Конечно, грехи детей и нечистота женщин видимы невооружённым глазом. Так уж устроено, что дети искренни и не умеют скрывать свои поступки, а женская природа такова, что раз в месяц, как бы женщина с этой своей природой не боролась, но природа берёт своё. Взрослый же человек, научившись себя вести по правилам общества, а также по божьему слову, зачастую впадает в грех иллюзии. То есть, ему начинает казаться, что у него грехов нет. Но дело в том, что мы замечаем за другими только то, что есть в нас самих, и когда взрослый корит ребёнка за то, что он крутится во время службы, отвлекая других, то это он сам отвлёкся, потому что если бы он полностью ушёл в молитву, то его ничто бы не раздражало, потому что он ничего бы не замечал вокруг. То есть не совсем не замечал, а замечал бы, но как относительность, как факт, а не как фактор искушения, которое в первую очередь, относится к нему самому, а уж потом к тому, кто, как он думает, его искушает своим поведением.
***
Два дня ходила Фотинья по деревне и монастырю, не поднимая головы, а наоборот, ниже опуская, если кого из мужчин увидит, в том числе и отца Илариона. На третий день он сам к ней обратился.
— Когда вы уезжаете? — Выйдя в кухню после вечерней трапезы в светлое Христово воскресенье и глянув мельком на отдраенную несколько дней назад стенку, спросил у Фотиньи, пошедшей за ней, отец Иларион.
— Завтра, — покладисто ответила та, помянуя о сыновнем требовании ехать в понедельник.
— Нам бы надо поговорить, — пробубнил, отец Иларион, потом добавил зачем-то, — просто о жизни.
— Да, конечно, я ещё у Вас совета хотела попросить, — опустив голову, согласилась Фотинья, которой ничего больше не оставалось, как согласиться. Она знала, что этот разговор должен когда-нибудь состояться, знала об этом с первого своего посещения монастыря, потому что без батюшки здесь ничего не решается. Сама проявлять инициативу в этом вопросе Фотинья ни в коем случае не собиралась, но и отказать батюшке в духовной беседе было невозможно.
— Когда только? Да можно хоть сейчас, — вопросительно взглянул на неё отец Иларион.
— Можно, если матушка послушания какого сейчас не назначит, — спохватилась Фотинья.
Отец Иларион понятливо кивнул головой:
— Одна едешь?
— Вдвоём, — ответила Фотинья, — а дочь хотела бы ещё остаться.
— Надолго?
— Пока Наталья не вернётся, то есть до конца месяца.

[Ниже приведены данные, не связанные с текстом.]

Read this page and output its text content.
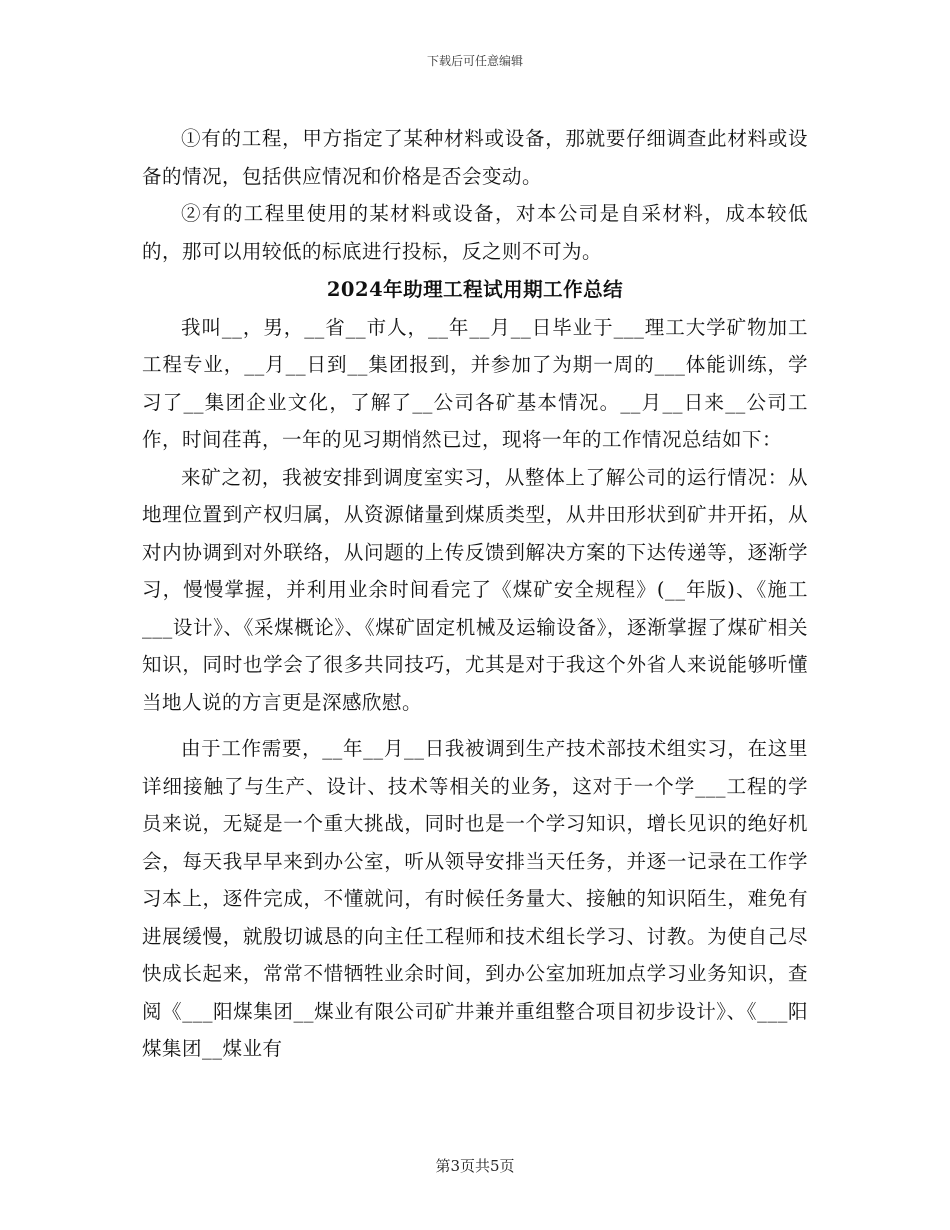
下载后可任意编辑

①有的工程，甲方指定了某种材料或设备，那就要仔细调查此材料或设备的情况，包括供应情况和价格是否会变动。

②有的工程里使用的某材料或设备，对本公司是自采材料，成本较低的，那可以用较低的标底进行投标，反之则不可为。

2024年助理工程试用期工作总结

我叫__，男，__省__市人，__年__月__日毕业于___理工大学矿物加工工程专业，__月__日到__集团报到，并参加了为期一周的___体能训练，学习了__集团企业文化，了解了__公司各矿基本情况。__月__日来__公司工作，时间荏苒，一年的见习期悄然已过，现将一年的工作情况总结如下：

来矿之初，我被安排到调度室实习，从整体上了解公司的运行情况：从地理位置到产权归属，从资源储量到煤质类型，从井田形状到矿井开拓，从对内协调到对外联络，从问题的上传反馈到解决方案的下达传递等，逐渐学习，慢慢掌握，并利用业余时间看完了《煤矿安全规程》(__年版)、《施工___设计》、《采煤概论》、《煤矿固定机械及运输设备》，逐渐掌握了煤矿相关知识，同时也学会了很多共同技巧，尤其是对于我这个外省人来说能够听懂当地人说的方言更是深感欣慰。

由于工作需要，__年__月__日我被调到生产技术部技术组实习，在这里详细接触了与生产、设计、技术等相关的业务，这对于一个学___工程的学员来说，无疑是一个重大挑战，同时也是一个学习知识，增长见识的绝好机会，每天我早早来到办公室，听从领导安排当天任务，并逐一记录在工作学习本上，逐件完成，不懂就问，有时候任务量大、接触的知识陌生，难免有进展缓慢，就殷切诚恳的向主任工程师和技术组长学习、讨教。为使自己尽快成长起来，常常不惜牺牲业余时间，到办公室加班加点学习业务知识，查阅《___阳煤集团__煤业有限公司矿井兼并重组整合项目初步设计》、《___阳煤集团__煤业有

第3页共5页
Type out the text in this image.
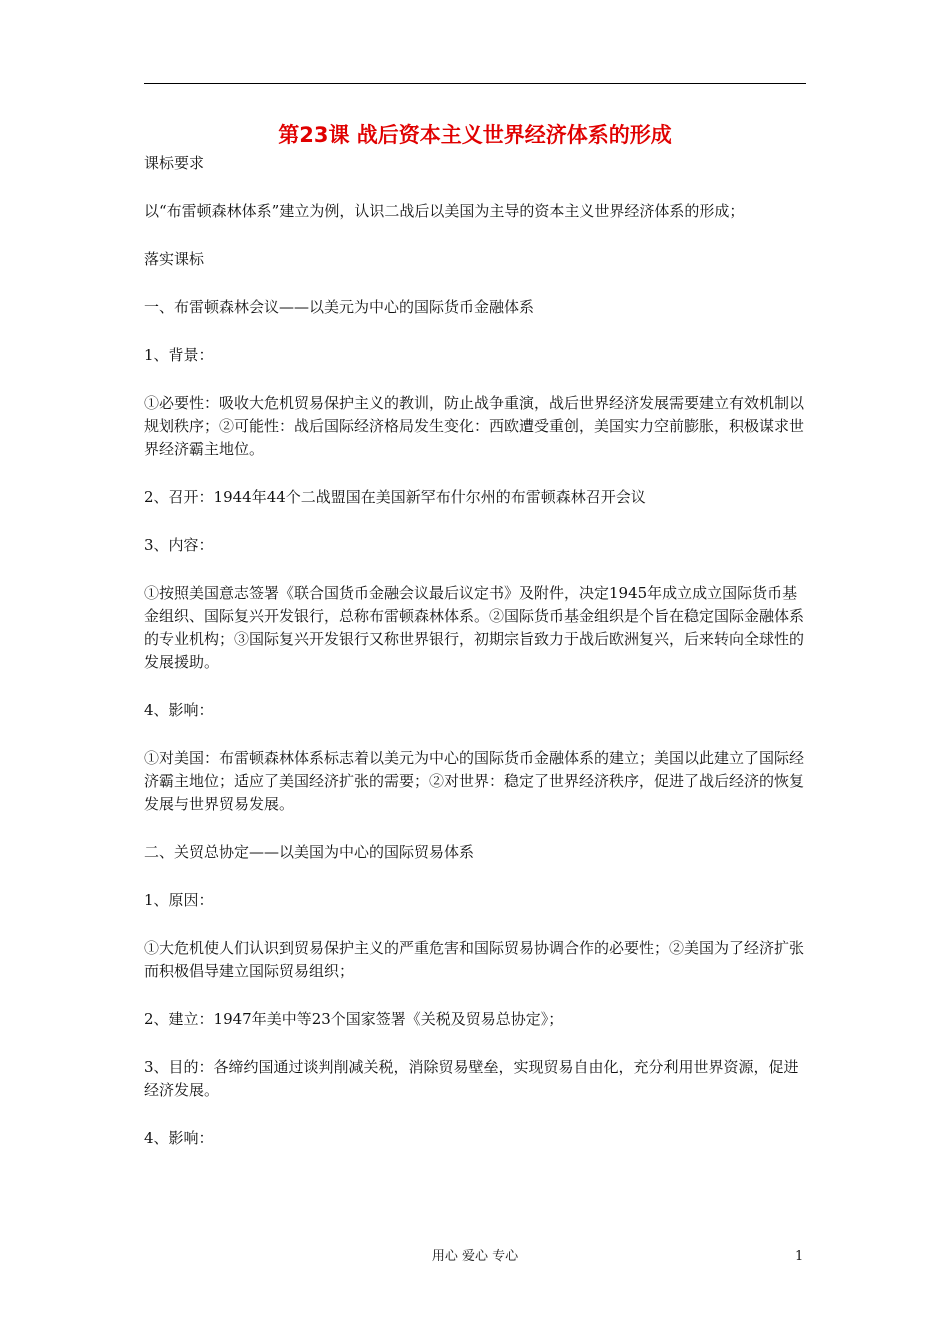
第23课 战后资本主义世界经济体系的形成

课标要求

以“布雷顿森林体系”建立为例，认识二战后以美国为主导的资本主义世界经济体系的形成；

落实课标

一、布雷顿森林会议——以美元为中心的国际货币金融体系

1、背景：

①必要性：吸收大危机贸易保护主义的教训，防止战争重演，战后世界经济发展需要建立有效机制以规划秩序；②可能性：战后国际经济格局发生变化：西欧遭受重创，美国实力空前膨胀，积极谋求世界经济霸主地位。

2、召开：1944年44个二战盟国在美国新罕布什尔州的布雷顿森林召开会议

3、内容：

①按照美国意志签署《联合国货币金融会议最后议定书》及附件，决定1945年成立成立国际货币基金组织、国际复兴开发银行，总称布雷顿森林体系。②国际货币基金组织是个旨在稳定国际金融体系的专业机构；③国际复兴开发银行又称世界银行，初期宗旨致力于战后欧洲复兴，后来转向全球性的发展援助。

4、影响：

①对美国：布雷顿森林体系标志着以美元为中心的国际货币金融体系的建立；美国以此建立了国际经济霸主地位；适应了美国经济扩张的需要；②对世界：稳定了世界经济秩序，促进了战后经济的恢复发展与世界贸易发展。

二、关贸总协定——以美国为中心的国际贸易体系

1、原因：

①大危机使人们认识到贸易保护主义的严重危害和国际贸易协调合作的必要性；②美国为了经济扩张而积极倡导建立国际贸易组织；

2、建立：1947年美中等23个国家签署《关税及贸易总协定》；

3、目的：各缔约国通过谈判削减关税，消除贸易壁垒，实现贸易自由化，充分利用世界资源，促进经济发展。

4、影响：

用心 爱心 专心	1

— Какая Наталья? — Недоумевающе спросил отец Иларион.
— С фермы, — безропотно произнесла Фотинья.
— Мать Надежда! — Повысил свой голос отец Иларион, — Наталья уезжает?
Матушка Надежда выскочила из трапезной, взглянула сердито на Фотинью, и ответила батюшке:
— Никто никуда не уезжает, всё она путает, — и кинула на испуганную Фотинью ещё один испепеляющий взгляд, добавив:
— Ну что ты лезешь везде?
— Простите, матушка, — еле пролепетала и без того уже не чуявшая под собой земли паломница.
— Вот такие у нас паломники теперь, — пробормотала мать Надежда и добавила: — Наталья на три дня и уезжает только, да и не скоро ещё.
— Матушка! Нужно ли что мне делать или батюшка может сейчас со мной поговорить? — Выговорила в какой-то прострации еле обретшая дар речи Фотинья, видя, что отец Иларион вопросительно поглядывает на неё.
Матушка Надежда, посмотрев на батюшку, кивнула соглашающе головой, и Фотинья отправилась вслед за отцом Иларионом, к которому в коридоре подошла мать Иринья. Так они и шли втроём: беседующий с матерью Ириньей отец Иларион и поодаль, опустив свою повинную голову, Фотинья.
Выйдя на улицу, отец Иларион и мать Иринья уселись на лавочку. А Фотинья села на другую напротив, чтобы не мешать беседе, и в то же время, не упустить свою возможность разговора с батюшкой. Мать Иринья не прекращала говорить о своём, давая таким образом возможность Фотинье опомниться после своего двойного позора: сначала она не могла по женской своей природе подойти на миропомазание. И когда она озадачила матушку Надежду вопросом, что ей теперь делать, та в свою очередь спросила:
— Ты нецерковная?
— Да.
— Не подходи.
— А что я отцу Илариону скажу?
— Ничего не говори. Он поймёт.
Это «он поймёт» вогнало Фотинью в краску. Второй раз её вогнало туда же во время беседы с матушкой и отцом Иларионом минуту назад. Что ещё ожидало её, она не знала, но помнила, что Бог любит троицу, и была рада, что может оттянуть время очередного позора. Но отец Иларион произнёс:
— Мне с рабой поговорить надо.
И мать Иринья тут же ретировалась. А раба, ощутив полностью своё униженное состояние, встала и пошла на беседу.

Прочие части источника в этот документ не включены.